Oh, and, let's say Boss is in Washington DC. It's possible he can make himself heard in Los Angeles but not Wichita, because the "optics" of the ionosphere doesn't bounce his signal down to the ground in the middle of the continent.

One communique of "Baker this is Oven: Preheat complete, insert the bread. Repeat: Insert the bread." might not be noticed. Or some ham somewhere will hear it and go "What the hell, who's horsing around?" If you don't transmit again, you're probably not going to be direction found. But that big radio tower you've got is a weird thing to have.

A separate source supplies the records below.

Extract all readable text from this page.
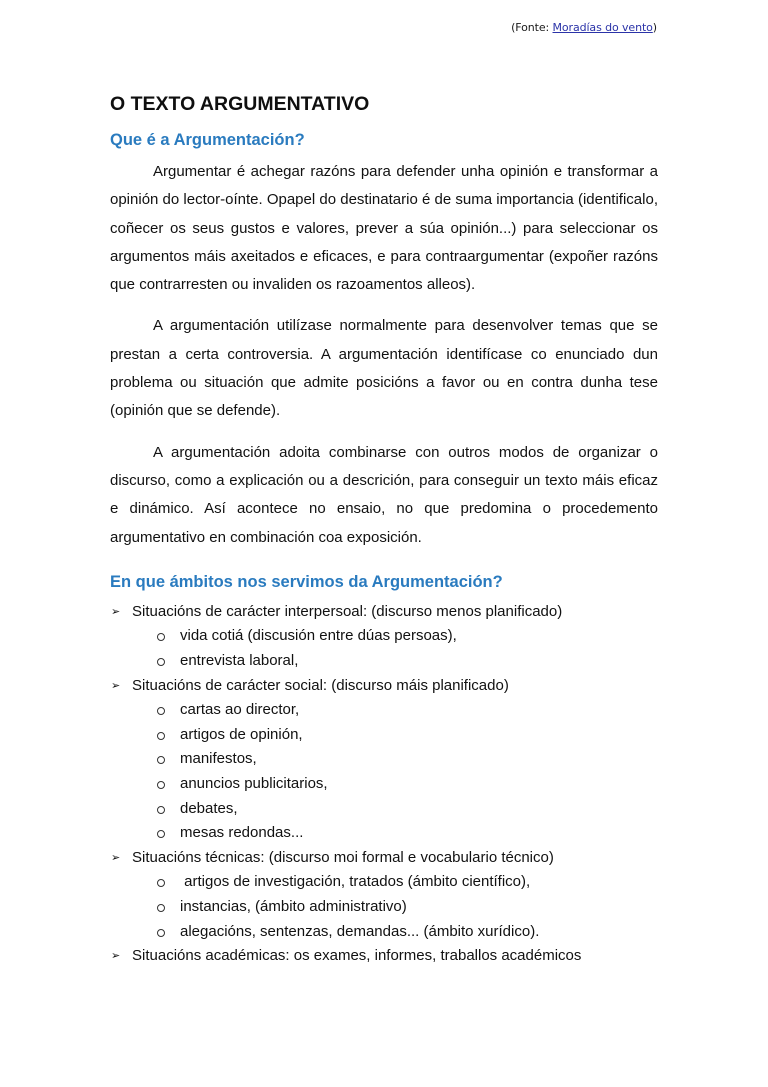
(Fonte: Moradías do vento)
O TEXTO ARGUMENTATIVO
Que é a Argumentación?

Argumentar é achegar razóns para defender unha opinión e transformar a opinión do lector-oínte. Opapel do destinatario é de suma importancia (identificalo, coñecer os seus gustos e valores, prever a súa opinión...) para seleccionar os argumentos máis axeitados e eficaces, e para contraargumentar (expoñer razóns que contrarresten ou invaliden os razoamentos alleos).

A argumentación utilízase normalmente para desenvolver temas que se prestan a certa controversia. A argumentación identifícase co enunciado dun problema ou situación que admite posicións a favor ou en contra dunha tese (opinión que se defende).

A argumentación adoita combinarse con outros modos de organizar o discurso, como a explicación ou a descrición, para conseguir un texto máis eficaz e dinámico. Así acontece no ensaio, no que predomina o procedemento argumentativo en combinación coa exposición.

En que ámbitos nos servimos da Argumentación?
➢ Situacións de carácter interpersoal: (discurso menos planificado)
vida cotiá (discusión entre dúas persoas),
entrevista laboral,
➢ Situacións de carácter social: (discurso máis planificado)
cartas ao director,
artigos de opinión,
manifestos,
anuncios publicitarios,
debates,
mesas redondas...
➢ Situacións técnicas: (discurso moi formal e vocabulario técnico)
artigos de investigación, tratados (ámbito científico),
instancias, (ámbito administrativo)
alegacións, sentenzas, demandas... (ámbito xurídico).
➢ Situacións académicas: os exames, informes, traballos académicos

If you need to make routine transmissions, well now you're going to have to try some steganography crap. They did recently relax the baud restrictions on HF, but you're still talking about 2.8kHz of analog bandwidth that MIGHT get through. It's gonna look really weird if you're repeatedly sending digital pictures to...no one in particular on a regular basis. Now, to blend in, you'll need some genuine callsigns, because the FCC amateur radio license database is a matter of public record. You use a bogus callsign and you'll be found out. If you're transmitting a lot, people will find you, possibly out of curiosity.

Especially if you're talking about everyone in the terrorist cell communicating, well now EVERYONE has to have an amateur radio license from the government, and fairly large, fairly conspicuous radio hardware. There have been spies caught with shortwave radio equipment, and said equipment was used as evidence against them. Entering the US with a smart phone and laptop is utterly normal, entering the US with a shortwave radio is weird.

OR

Get accounts on Reddit, and post cat memes. Compared to sitting around listening to static on an HF set, that looks way more normal these days. Yes, there probably is a log of what IP addresses sent and received what, but it's really easy to make two-way secret communications look like perfectly legitimate traffic. The equipment required doesn't draw as much attention. Keep the steganography subtle or a matter of "which picture I post" and not doctor them at all, well now it's 100% indistinguishable from people having casual fun. Some guy posts a picture of an orange cat, it gets 30,000 views 975 likes and 75 comments, and ten IRS buildings explode. Do you think the authorities make the connection to the cat meme in the first place?